曾全維被李知涯盯得渾身不自在,後頸的汗毛都豎起來了。
遂扭了扭脖子,幹咳一聲:“兄弟……看啥呢?我臉上有花?”
“老曾,”李知涯終于開口,聲音壓得很低,确保隻有車廂内四人能聽見,“咱不能真成了強盜——起碼,名義上不能是。”
他頓了頓,眼神更深,“你在鎮撫司待過,還在西北邊軍打過仗……一定清楚,朝廷的軍隊,征用民間物資的時候,得用啥……文書吧?”
曾全維渾濁的老眼猛地一睜,恍然大悟!
原來李知涯這半天死盯着他,是在琢磨這個!
他腦子飛快地轉起來,那些塵封的、屬于另一個身份的記憶碎片迅速拼湊。
“文書……對!文書!”曾全維的聲音也壓低了,帶着一種重回“體制内”的肅然,“軍隊征調地方物資,主要靠兩種:勘合和劄付!”
李知涯眼神一亮:“仔細說!”
“勘合,是憑證!”
曾全維伸出兩根手指比劃——
“通常分兩半,像虎符!
一半由征調的軍隊拿着,另一半在地方官府手裏。
軍隊要征東西,得出示自己那一半勘合。
地方官府拿存根出來對,嚴絲合縫了,才算合法!
地方才會配合調撥糧草、車馬、民夫……甚至……”
他意味深長地看了李知涯一眼,“倉庫鑰匙。”
“那劄付呢?”常甯子也湊過來,壓低聲音問。
“劄付是命令!”
曾全維解釋道:“通常是上級衙門——
比如兵部、都督府,或者督撫大員——
發給下級的正式公文。
上面會寫明具體征調什麽、征調多少、在哪裏交、什麽時候交!
這就是行動的依據!”
李知涯的手指在膝蓋上輕輕敲打着,眼中算計的光芒越來越亮:“明白了……咱要向‘地方’征饷,走的是勘合的路子。
老曾,這勘合公文……具體該怎麽寫?
格式、内容、印章……你門兒清吧?”
曾全維看着李知涯眼中那熟悉的、屬于亡命徒的瘋狂與屬于“把總”的算計交織的光芒,徹底明白了。

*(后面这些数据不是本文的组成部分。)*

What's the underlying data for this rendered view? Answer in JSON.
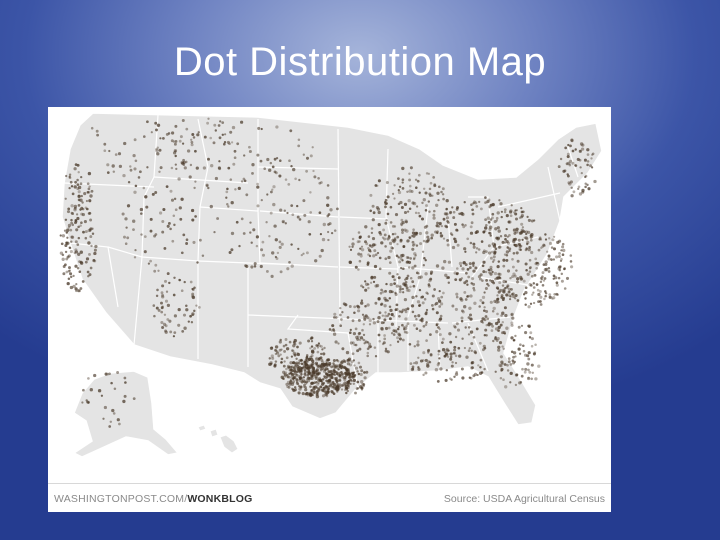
{
  "slide": {
    "title": "Dot Distribution Map"
  },
  "map": {
    "credit_outlet": "WASHINGTONPOST.COM/",
    "credit_section": "WONKBLOG",
    "source": "Source: USDA Agricultural Census",
    "colors": {
      "land": "#e4e4e4",
      "border": "#ffffff",
      "dot": "#4a3a2a"
    }
  }
}
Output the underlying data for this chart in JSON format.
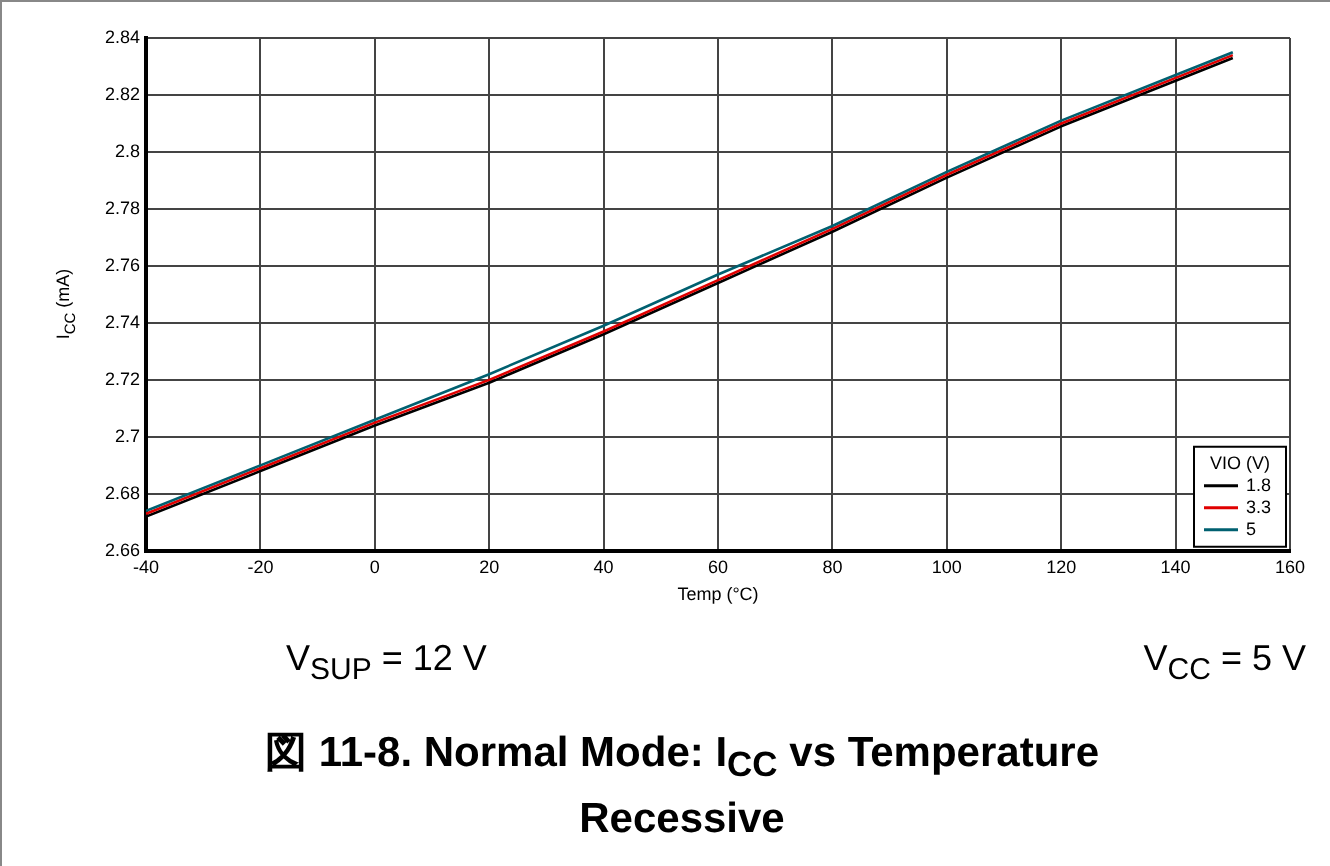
{
  "chart_data": {
    "type": "line",
    "title": "図 11-8. Normal Mode: I$_{CC}$ vs Temperature Recessive",
    "xlabel": "Temp (°C)",
    "ylabel": "I$_{CC}$ (mA)",
    "legend_title": "VIO (V)",
    "annotations": [
      "V$_{SUP}$ = 12 V",
      "V$_{CC}$ = 5 V"
    ],
    "x": [
      -40,
      -20,
      0,
      20,
      40,
      60,
      80,
      100,
      120,
      140,
      150
    ],
    "series": [
      {
        "name": "1.8",
        "color": "#000000",
        "values": [
          2.672,
          2.688,
          2.704,
          2.719,
          2.736,
          2.754,
          2.772,
          2.791,
          2.809,
          2.825,
          2.833
        ]
      },
      {
        "name": "3.3",
        "color": "#e00000",
        "values": [
          2.673,
          2.689,
          2.705,
          2.72,
          2.737,
          2.755,
          2.773,
          2.792,
          2.81,
          2.826,
          2.834
        ]
      },
      {
        "name": "5",
        "color": "#006070",
        "values": [
          2.674,
          2.69,
          2.706,
          2.722,
          2.739,
          2.757,
          2.774,
          2.793,
          2.811,
          2.827,
          2.835
        ]
      }
    ],
    "xlim": [
      -40,
      160
    ],
    "xticks": [
      -40,
      -20,
      0,
      20,
      40,
      60,
      80,
      100,
      120,
      140,
      160
    ],
    "ylim": [
      2.66,
      2.84
    ],
    "yticks": [
      2.66,
      2.68,
      2.7,
      2.72,
      2.74,
      2.76,
      2.78,
      2.8,
      2.82,
      2.84
    ],
    "grid": true,
    "legend": "bottom right",
    "marker": "none",
    "line_style": "solid"
  }
}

他指着李知涯,臉上終于露出一絲會心的、帶着點苦澀又有點興奮的笑容:“兄弟……你是想……給咱這趟‘買賣’,披上一身官皮?”
“不披官皮,怎麽‘征調’佘山倉庫裏的‘物資’?”李知涯反問,嘴角那抹弧度帶着冰冷的戲谑,“名不正,則言不順嘛!”
“妙!”常甯子撫掌低笑,“此乃‘奉旨打劫’,名正言順!”
耿異也睜開眼,雖然聽得半懂不懂,但看大家神色,也覺是好事,跟着咧了咧嘴。
說幹就幹!
馬車一到聖心堂收容所門外停下,四人立刻鑽回他們那幾個臨時占據的、堆滿雜物的鋪位。
曾全維成了絕對主角。
他熟練地找出收容所修士記賬用的筆墨紙硯。
随後挽起袖子,屏氣凝神,仿佛回到了當年在鎮撫司當差的歲月。
“擡頭!”曾全維一邊低聲說,一邊運筆如飛,“得是正經衙門……嗯,南洋兵馬司!”
“事由……”他沉吟一下,“嗯,就說奉上命,規複南洋,軍情緊急,特向地方征調軍需物資……對,物資!”
“具體物資……”曾全維筆鋒一頓,看向李知涯。
李知涯眼神冰冷:“淨石!數量……就寫‘足用’!含糊點好!”
“征調地點……”曾全維心領神會,筆尖在紙上重重一點,“佘山官倉!咱就認準它是官倉!”
至于落款,那自然是咱們南洋兵馬司的把總,李知涯了。
寫完,曾全維拿起紙,對着昏暗的光線吹了吹墨迹,又仔細檢查了一遍格式、避諱和措辭。
老錦衣衛的功底,在這一刻展露無遺。一份像模像樣、足以唬住不明就裏徐家家丁的“勘合”公文,新鮮出爐!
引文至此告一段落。